La production de l’Autobianchi A112 Abarth 70HP a duré 10 ans, de 1975 à 1985. Il faut également savoir qu’un restylage important a eu lieu en 1978. Aujourd’hui, les collectionneurs recherchent les versions d’avant 1978, marquées par l’absence totale de plastiques. Malheureusement, il en reste très peu en circulation, car beaucoup ont participé à des rallyes et autres compétitions. On trouve encore des adeptes de l’Autobianchi A112 58HP parce qu’historiquement c’est la première produite. L’Autobianchi A112 70HP est plus amusante, mais tout aussi rare à dénicher. Le fait de posséder une Autobianchi A112 Abarth restylée (1978-1985) reste un moment magique. J’ai la chance d’avoir l’une des dernières produites. L’exemplaire de mon camarade, à côté de nous, montre des différences de quelques mois, puisqu’elle est sortie en mars 1971. On s’amuse à faire l’inventaire de nos détails ! (rires)

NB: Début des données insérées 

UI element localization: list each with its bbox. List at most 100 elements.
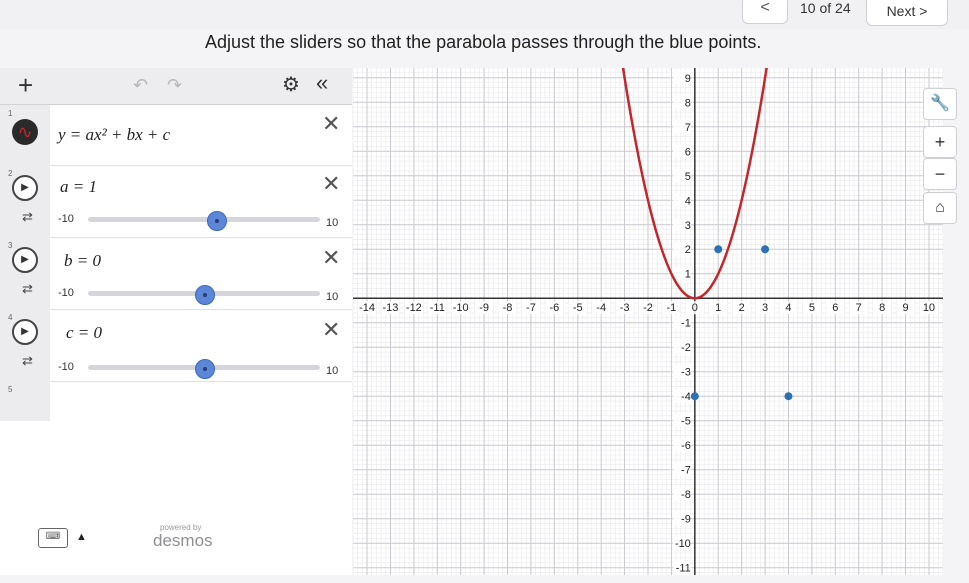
target-point: [761, 245, 770, 254]
add-expression-icon[interactable]: +: [18, 68, 33, 102]
x-tick-label: 4: [785, 302, 791, 314]
x-tick-label: -11: [430, 302, 445, 314]
x-tick-label: -5: [573, 302, 583, 314]
y-tick-label: -4: [681, 391, 691, 403]
y-tick-label: -1: [681, 318, 691, 330]
expression-row-equation[interactable]: 1 ∿ y = ax² + bx + c ✕: [0, 105, 352, 166]
wrench-icon[interactable]: 🔧: [923, 88, 957, 120]
slider-knob[interactable]: [206, 211, 227, 231]
y-tick-label: -6: [681, 440, 691, 452]
collapse-list-icon[interactable]: «: [316, 70, 328, 96]
x-tick-label: 5: [809, 302, 815, 314]
x-tick-label: -3: [620, 302, 630, 314]
x-tick-label: 1: [715, 302, 721, 314]
graph-svg[interactable]: -14 -13 -12 -11 -10 -9 -8 -7 -6 -5 -4 -3 -2 -1 0 1 2 3 4 5 6…: [353, 68, 943, 575]
expression-row-c[interactable]: 4 ▶ ⇄ c = 0 ✕ -10 10: [0, 309, 352, 382]
delete-icon[interactable]: ✕: [322, 111, 340, 137]
x-tick-label: 8: [879, 302, 885, 314]
row-index: 3: [8, 241, 13, 250]
x-tick-label: -1: [667, 302, 677, 314]
settings-gear-icon[interactable]: ⚙: [282, 72, 300, 97]
x-tick-label: -12: [406, 302, 422, 314]
x-tick-label: -7: [526, 302, 536, 314]
slider-knob[interactable]: [195, 359, 215, 379]
slider-min-label[interactable]: -10: [58, 213, 74, 225]
row-gutter: 5: [0, 381, 50, 421]
x-tick-label: 9: [902, 302, 908, 314]
keyboard-icon[interactable]: ⌨: [38, 528, 68, 548]
slider-a-text[interactable]: a = 1: [60, 177, 97, 197]
target-point: [690, 392, 699, 401]
previous-button[interactable]: <: [742, 0, 788, 24]
play-slider-icon[interactable]: ▶: [12, 175, 38, 201]
row-gutter: 3 ▶ ⇄: [0, 237, 50, 309]
row-index: 1: [8, 109, 13, 118]
slider-min-label[interactable]: -10: [58, 361, 74, 373]
screen: < 10 of 24 Next > Adjust the sliders so …: [0, 0, 969, 583]
equation-text[interactable]: y = ax² + bx + c: [58, 125, 170, 145]
row-gutter: 4 ▶ ⇄: [0, 309, 50, 381]
y-tick-label: -11: [676, 563, 691, 575]
y-tick-label: 7: [685, 122, 691, 134]
loop-icon[interactable]: ⇄: [22, 209, 33, 225]
y-tick-label: 9: [685, 73, 691, 85]
slider-knob[interactable]: [195, 285, 215, 305]
slider-c-text[interactable]: c = 0: [66, 323, 102, 343]
next-button[interactable]: Next >: [866, 0, 948, 26]
x-tick-label: -8: [503, 302, 513, 314]
row-index: 2: [8, 169, 13, 178]
row-gutter: 2 ▶ ⇄: [0, 165, 50, 237]
y-tick-label: -2: [681, 342, 691, 354]
y-tick-label: 6: [685, 146, 691, 158]
y-tick-label: 1: [685, 269, 691, 281]
expression-list: 1 ∿ y = ax² + bx + c ✕ 2 ▶ ⇄ a = 1 ✕ -10…: [0, 105, 352, 575]
desmos-logo[interactable]: desmos: [153, 531, 213, 551]
undo-icon[interactable]: ↶: [133, 75, 148, 96]
delete-icon[interactable]: ✕: [322, 317, 340, 343]
expression-row-b[interactable]: 3 ▶ ⇄ b = 0 ✕ -10 10: [0, 237, 352, 310]
y-tick-label: -9: [681, 514, 691, 526]
delete-icon[interactable]: ✕: [322, 245, 340, 271]
top-bar: < 10 of 24 Next >: [0, 0, 969, 30]
x-tick-label: 0: [692, 302, 698, 314]
loop-icon[interactable]: ⇄: [22, 281, 33, 297]
play-slider-icon[interactable]: ▶: [12, 319, 38, 345]
y-tick-label: -8: [681, 489, 691, 501]
x-tick-label: 7: [856, 302, 862, 314]
expression-row-a[interactable]: 2 ▶ ⇄ a = 1 ✕ -10 10: [0, 165, 352, 238]
slider-track[interactable]: [88, 217, 320, 222]
y-tick-label: -3: [681, 367, 691, 379]
home-icon[interactable]: ⌂: [923, 192, 957, 224]
progress-indicator: 10 of 24: [800, 0, 851, 16]
x-tick-label: -13: [383, 302, 399, 314]
graph-paper[interactable]: -14 -13 -12 -11 -10 -9 -8 -7 -6 -5 -4 -3 -2 -1 0 1 2 3 4 5 6…: [353, 68, 943, 575]
keyboard-caret-icon[interactable]: ▲: [76, 531, 87, 543]
expression-toolbar: + ↶ ↷ ⚙ «: [0, 68, 352, 105]
slider-b-text[interactable]: b = 0: [64, 251, 101, 271]
y-tick-label: -10: [675, 538, 691, 550]
x-tick-label: 3: [762, 302, 768, 314]
y-tick-label: -5: [681, 416, 691, 428]
redo-icon[interactable]: ↷: [167, 75, 182, 96]
target-point: [784, 392, 793, 401]
desmos-graph-icon[interactable]: ∿: [12, 119, 38, 145]
zoom-in-icon[interactable]: +: [923, 126, 957, 158]
zoom-out-icon[interactable]: −: [923, 158, 957, 190]
x-tick-label: -6: [549, 302, 559, 314]
y-tick-label: -7: [681, 465, 691, 477]
slider-max-label[interactable]: 10: [326, 217, 338, 229]
play-slider-icon[interactable]: ▶: [12, 247, 38, 273]
instruction-text: Adjust the sliders so that the parabola …: [205, 32, 762, 52]
slider-max-label[interactable]: 10: [326, 291, 338, 303]
target-point: [714, 245, 723, 254]
delete-icon[interactable]: ✕: [322, 171, 340, 197]
y-tick-label: 3: [685, 220, 691, 232]
slider-max-label[interactable]: 10: [326, 365, 338, 377]
slider-min-label[interactable]: -10: [58, 287, 74, 299]
row-gutter: 1 ∿: [0, 105, 50, 165]
y-tick-label: 2: [685, 244, 691, 256]
row-index: 4: [8, 313, 13, 322]
loop-icon[interactable]: ⇄: [22, 353, 33, 369]
row-index: 5: [8, 385, 13, 394]
y-tick-label: 4: [685, 195, 691, 207]
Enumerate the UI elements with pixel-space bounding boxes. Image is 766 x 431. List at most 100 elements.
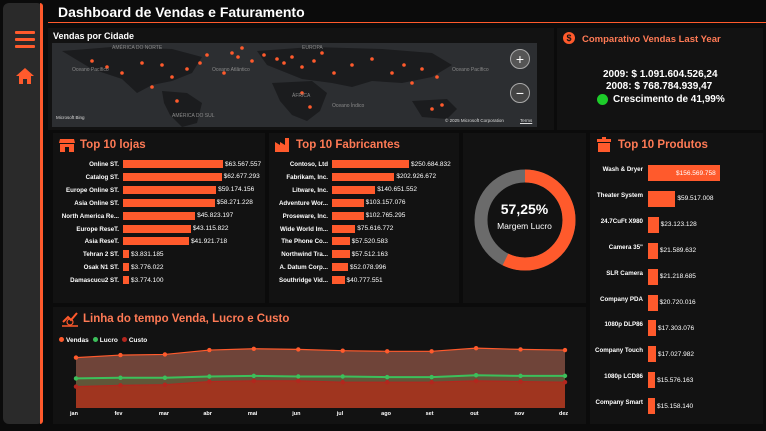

Actuellement, combien d’exemplaires restent-ils en circulation ?
On ne peut donner aucun chiffre précis, mais il existe le “Registro Autobianchi” qui enregistre le nombre de véhicules écoulés. Cependant, les propriétaires n’ont pas forcément le réflexe de le faire. Le recensement est plus qu’incomplet, compte tenu que seuls les véritables collectionneurs de l’Autobianchi vont avoir le reflex de faire cette démarche. En France, on peut le savoir grâce aux statistiques réalisées via le contrôle technique. Certains roulent tellement peu que les dates de ce contrôle sont dépassées !


Peux-on dire que l’Autobianchi A112 est la dernière véritable Autobianchi malgré qu’un dernier modèle fut lancé en 1985 sous le nom de Lancia Y10 ?
Dans un sens, oui, car, après celle-ci, il n’y a rien eu. Au lancement de l’Autobianchi A112, l’Autobianchi Primula et l’Autobianchi A111 étaient déjà commercialisées, mais elles n’ont pas eu la même carrière. Parallèlement, beaucoup d’A112 ont été rebadgées Lancia compte tenu de son appartenance au groupe Fiat. Théoriquement, il s’agit de l’avant-dernière et la plus emblématique. Sa petite sœur, la Lancia Y10, est considérée comme une youngtimer contrairement aux Autobianchi A112 qui ont forcément plus de 30 ans.

Malgré sa production importante, l’Autobianchi A112 est devenue une voiture de collection “rare” dans un certain sens, si on veut une voiture dans un bon état de conservation comme la vôtre. Pouvez-vous nous en parler plus amplement ?

J’ai la chance d’acquérir cette voiture, il y a une quinzaine d’années, en sachant ce que j’achetais. C’est un copain qui a trouvé cette Autobianchi A112, en Charentes-Maritimes. Il m’a directement appelé. Il pensait que c’était un des premiers modèles sortis et sans le savoir, il s’agit de la plus vieille recensée de l’hexagone ! Le “Registro Autobianchi” me l’a confirmé. C’est également la 3ème plus ancienne au monde et la seule de l’année 1970 !
Cela reste unique de rouler dans un véhicule partiellement restaurée, sachant que son kilométrage totalise 71 000 kms d’origine. On l’a exposé à Rétromobile à deux reprises, une fois en 2009 et une autre en 2019. J’ai la chance d’avoir les deux extrêmes avec l’une des premières et l’une des dernières ! Elle a le charme des toutes premières alliant simplicité, facilité et son côté originel.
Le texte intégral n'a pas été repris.